Having looked at two minor markets, what now happens when we switch the analysis to the “typical” focus of trade reporting, vanilla IRS? GBP is one of the “super-major” currencies, therefore we expect to see a broad view of the market:
In reality, what we see is a far more distilled picture of the overall market:
- Last trade size and average trade size fall into insignificance compared to overall volumes through the month.
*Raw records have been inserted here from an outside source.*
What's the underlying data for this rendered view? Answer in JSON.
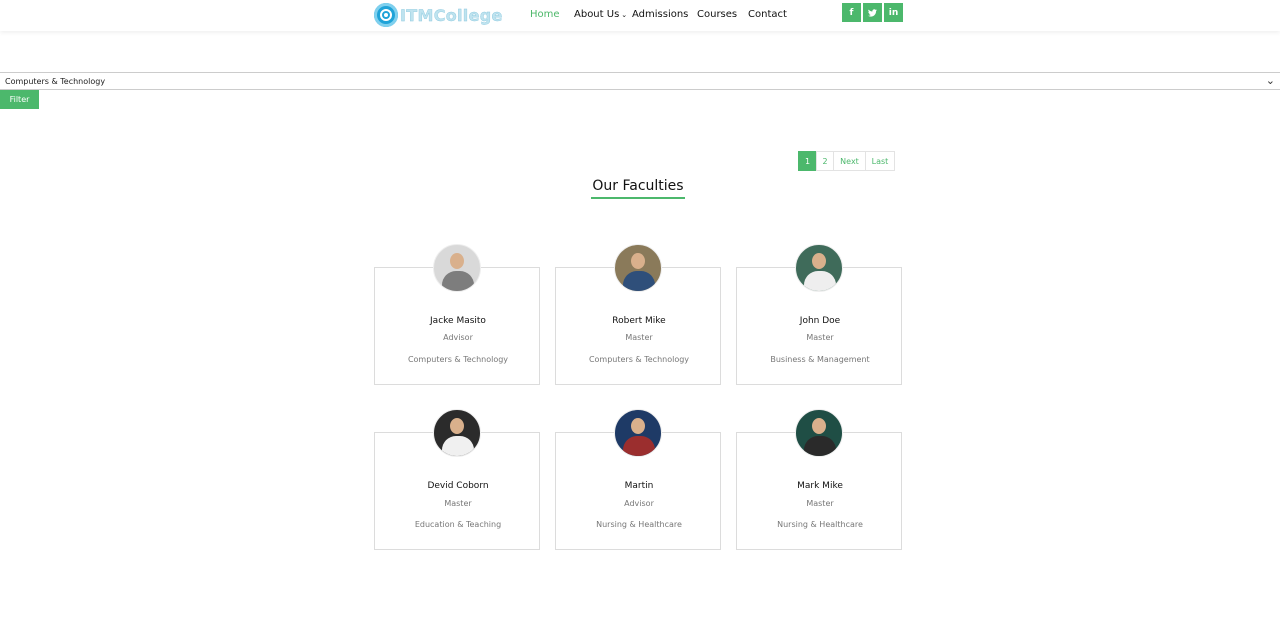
{
  "header": {
    "logo_text": "ITMCollege",
    "nav": [
      {
        "label": "Home",
        "active": true
      },
      {
        "label": "About Us",
        "has_dropdown": true
      },
      {
        "label": "Admissions"
      },
      {
        "label": "Courses"
      },
      {
        "label": "Contact"
      }
    ],
    "social": [
      {
        "icon": "facebook-icon",
        "glyph": "f"
      },
      {
        "icon": "twitter-icon",
        "glyph": "t"
      },
      {
        "icon": "linkedin-icon",
        "glyph": "in"
      }
    ]
  },
  "filter": {
    "selected": "Computers & Technology",
    "button_label": "Filter"
  },
  "pagination": {
    "pages": [
      "1",
      "2"
    ],
    "current": "1",
    "next_label": "Next",
    "last_label": "Last"
  },
  "section": {
    "title": "Our Faculties"
  },
  "faculties": [
    {
      "name": "Jacke Masito",
      "role": "Advisor",
      "department": "Computers & Technology",
      "avatar_bg": "#d9d9d9",
      "avatar_body": "#7d7d7d"
    },
    {
      "name": "Robert Mike",
      "role": "Master",
      "department": "Computers & Technology",
      "avatar_bg": "#8a7a5a",
      "avatar_body": "#2f4f7a"
    },
    {
      "name": "John Doe",
      "role": "Master",
      "department": "Business & Management",
      "avatar_bg": "#3f6b5a",
      "avatar_body": "#eeeeee"
    },
    {
      "name": "Devid Coborn",
      "role": "Master",
      "department": "Education & Teaching",
      "avatar_bg": "#2b2b2b",
      "avatar_body": "#f0f0f0"
    },
    {
      "name": "Martin",
      "role": "Advisor",
      "department": "Nursing & Healthcare",
      "avatar_bg": "#1e3a66",
      "avatar_body": "#9b2e2e"
    },
    {
      "name": "Mark Mike",
      "role": "Master",
      "department": "Nursing & Healthcare",
      "avatar_bg": "#1f4e45",
      "avatar_body": "#2a2a2a"
    }
  ],
  "colors": {
    "accent": "#4cb86c",
    "logo": "#1fa3d8"
  }
}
Each individual trade therefore does not have such a price-forming impact
- As we continually highlight, benchmark tenors are few and far between. 2y, 5y and 10y are the key price-forming benchmarks.
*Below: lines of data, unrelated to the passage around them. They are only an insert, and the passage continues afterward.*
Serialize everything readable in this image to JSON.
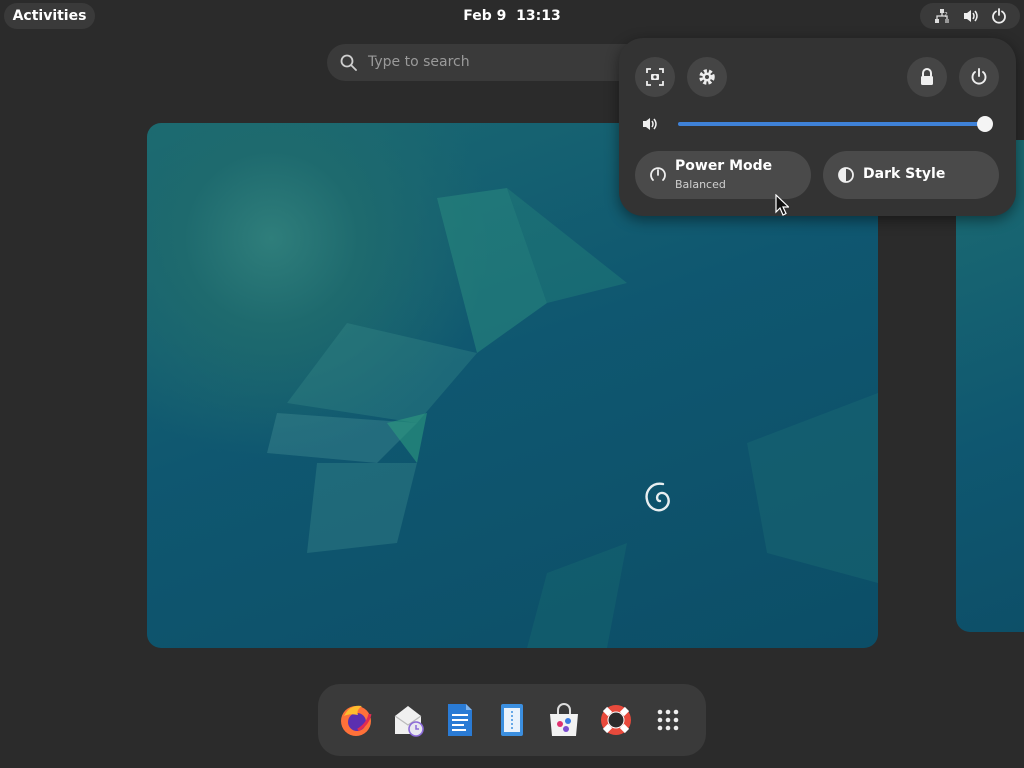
{
  "topbar": {
    "activities_label": "Activities",
    "date": "Feb 9",
    "time": "13:13",
    "indicators": [
      "network-icon",
      "volume-icon",
      "power-icon"
    ]
  },
  "search": {
    "placeholder": "Type to search"
  },
  "quick_settings": {
    "top_buttons": [
      "screenshot-icon",
      "gear-icon",
      "lock-icon",
      "power-icon"
    ],
    "volume_level": 1.0,
    "toggles": [
      {
        "title": "Power Mode",
        "subtitle": "Balanced",
        "icon": "power-mode-icon"
      },
      {
        "title": "Dark Style",
        "subtitle": "",
        "icon": "dark-style-icon"
      }
    ],
    "accent_color": "#3f82d8"
  },
  "dock": {
    "apps": [
      "firefox-icon",
      "evolution-icon",
      "writer-icon",
      "text-editor-icon",
      "software-icon",
      "help-icon",
      "app-grid-icon"
    ]
  }
}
- Despite a raft of”1 year” maturity trades, they were all forward starting, therefore price data about the short-end is extremely limited.
- Out of nearly 2000 trades reported, only 750 (38%) can be considered a true “price-forming” transaction – i.e. spot starting and vanilla. (Amir did a similar analysis for USD IRS back in May)
Only 38% are “vanilla” transactions! This is the fact I want to dwell upon. Looked at another way, what percentage of GBP IRS trades are “MAT-able”? Using SDRView Researcher, we see that not even 5% of trades by notional were MAT-able during July 2014:
Using SDRView Pro we can estimate why such a low volume of trades were considered “benchmark”. Of the near-2000 trades:
- 300 were IMM dated
- Nearly 700 were other forward starts
- Over 100 were broken tenors
- And of course US Persons are not that active in GBP – particularly when trading out of an Non-Guaranteed Affiliate
With the trade reporting data in “raw” form we therefore see that in the far less liquid markets, we are able to glean more information about price forming transactions. Ranking our three markets in July 2014 for transparency, we see the following:
- XCCY Basis – 64% (by number) of transactions are valid, vanilla price-forming transactions.
- GBP OIS – 58% (by number) are standardised MPC-dated, 1 month trades.
- GBP IRS – only 38% are pure vanilla.
This therefore creates a dichotomy in markets. The less-liquid, less traded markets are now more transparent and more readily accessible in terms of price discovery and trade activity than their “vanilla” pure-IRS equivalents.
Of course, there are reasons for this.
If you want vanilla exposure, trade a vanilla Rates instrument such as cash bonds or futures.
Equally, if you want leveraged positions, trade forwards in IRS space to minimise capital requirements – which are notional-based.
What is clear, however, is that understanding and accessing the granularity of the data for IRS is impossible by just looking at a list of trades.
This is one reason why the entrance of new market participants will be a key factor over the coming months.
We showed last week how market structure for USD Rates has not significantly changed since going electronic – and after this analysis, I feel it is unlikely to do so until we truly harness the power of the data.